Glad to hear that. How about we change the name to QueTee so that we still can everything starting with a Q and people finally pronouncing the name right? :D
I would rather recommend to stay with the name but add a prefix such as "Free Qt" to demonstrate that it is still and will remain a robust Qt branch doing without incompatible changes and focussing on the essentials. I wouldn't even mind to start with 4.8.6, but also 5.6 is OK (the last LGPL 2.1 version). Work should concentrate on stability, compatibility with relevant platforms and finer grained modularity using a standard build system (such as modern cmake).
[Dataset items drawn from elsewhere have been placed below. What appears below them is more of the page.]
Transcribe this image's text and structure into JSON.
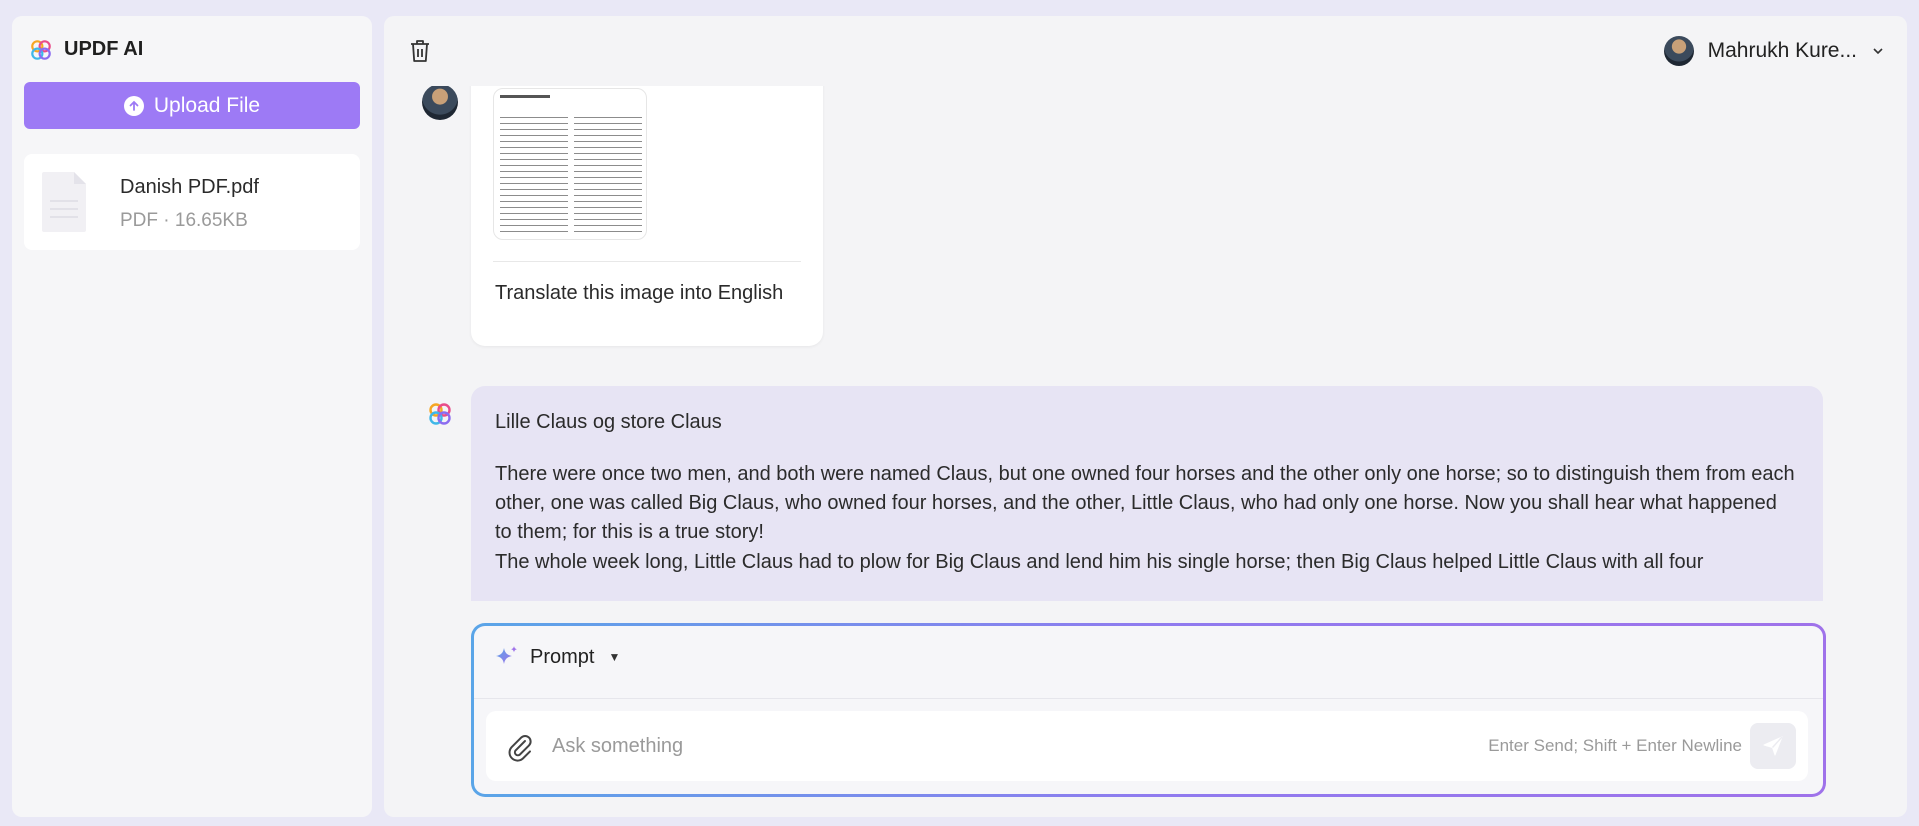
{
  "app": {
    "name": "UPDF AI"
  },
  "sidebar": {
    "upload_label": "Upload File",
    "files": [
      {
        "name": "Danish PDF.pdf",
        "meta": "PDF · 16.65KB"
      }
    ]
  },
  "header": {
    "user_name": "Mahrukh Kure...",
    "icons": [
      "trash-icon",
      "chevron-down-icon"
    ]
  },
  "chat": {
    "user_message": {
      "attachment": "document-image-thumbnail",
      "text": "Translate this image into English"
    },
    "ai_message": {
      "paragraphs": [
        "Lille Claus og store Claus",
        "There were once two men, and both were named Claus, but one owned four horses and the other only one horse; so to distinguish them from each other, one was called Big Claus, who owned four horses, and the other, Little Claus, who had only one horse. Now you shall hear what happened to them; for this is a true story!",
        "The whole week long, Little Claus had to plow for Big Claus and lend him his single horse; then Big Claus helped Little Claus with all four"
      ]
    }
  },
  "composer": {
    "mode_label": "Prompt",
    "placeholder": "Ask something",
    "hint": "Enter Send; Shift + Enter Newline"
  },
  "colors": {
    "accent": "#9d7af5",
    "ai_bubble": "#e7e4f4",
    "border_gradient": [
      "#5aa5e8",
      "#9f72ea"
    ]
  }
}
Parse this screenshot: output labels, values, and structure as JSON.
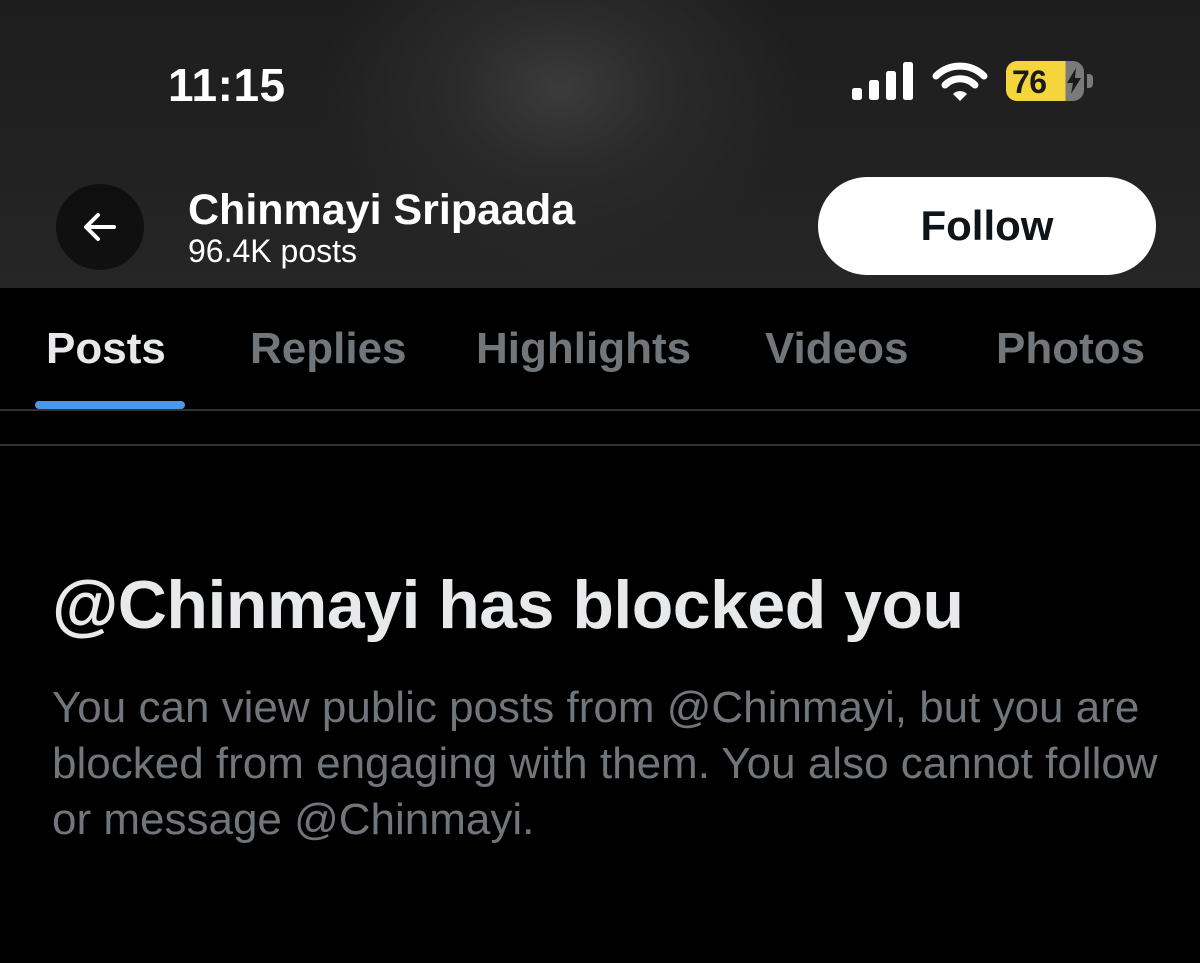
{
  "status_bar": {
    "time": "11:15",
    "battery_level": "76",
    "icons": [
      "signal-bars-icon",
      "wifi-icon",
      "battery-charging-icon"
    ]
  },
  "header": {
    "back_icon": "arrow-left-icon",
    "name": "Chinmayi Sripaada",
    "posts_count": "96.4K posts",
    "follow_label": "Follow"
  },
  "tabs": [
    {
      "label": "Posts",
      "active": true
    },
    {
      "label": "Replies",
      "active": false
    },
    {
      "label": "Highlights",
      "active": false
    },
    {
      "label": "Videos",
      "active": false
    },
    {
      "label": "Photos",
      "active": false
    }
  ],
  "blocked": {
    "title": "@Chinmayi has blocked you",
    "message": "You can view public posts from @Chinmayi, but you are blocked from engaging with them. You also cannot follow or message @Chinmayi."
  },
  "colors": {
    "background": "#000000",
    "accent": "#4a99e9",
    "battery_fill": "#f5d53c",
    "muted_text": "#71767b",
    "primary_text": "#e7e9ea"
  }
}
Rewriting everything just to worship the "modern C++ god" is a no-goal from my point of view.
Nope as a QML developer 5.14 is bare minimum because of the many changes like proper 4k scaling support, Splitview, Table support, way better Android build, usable Qt3d and many quality of life improvements.
Are you aware of Dart and Flutter? I also used Qt on Android and iOS once. Won't do it again. A lot of linking, deployment and licensing issues to use something where by the end of the day I have to take care myself that it meets the platform look and feel. QML/Qt Quick was a nice idea when Nokia and others wanted to establish a common mobile platform based on the Qt framework. Today for scripting/mobile UX focussed developers there are much better options.
We're working on a cross platform mobile app rn and we're using QT because "everyone else in the company is using it". It might be good for desktop, but I've found it to be nothing less than frustrating, it reinvents the wheel for mobile, and doesn't do it very well. It's still missing many features, we still have to keep going back to native views to implement things because QT just can't do certain things. We've lost developers because they want to work with mobile technologies and QT seems like 10 steps back. Swift and Kotlin address many issues of cpp, we don't have access to the wide amount of mobile libraries. We replace things with cpp libraries never compiled for ARM that ends up with incredible amounts of code that would take a few lines in native. Every library we add brings more headaches. And then we have desktop developers diving in and designing everything like it's desktop, button and menus too small, scaling the view to fit different device sizes. ugh
Yes I am aware of the alternatives. Still having used a ton of UI libraries (Unity/Unreal/Godot/C#/QtWidgets/Flutter and web development) I would still choose QML by a landslide. My project ScreenPlay [1] (Cross plattform animated wallpaper and desktop widgets) is written 100% in QML and C++. I use the build in Material Design on desktop which works really nice with fancy animations. At work I develop a cross platform Qt app for desktop and Android tablets. With QtCreator 4.11 they unified the apk creation for all arch and arm versions.

[1] https://gitlab.com/kelteseth/ScreenPlay

Interesting. How did you solve the LGPL licencing issue? Did you have to pay a commercial licence and pay royalties to The Company?

EDIT: ok I see, your project is AGPL. But that just moves the issues to your clients; how do they solve the issue?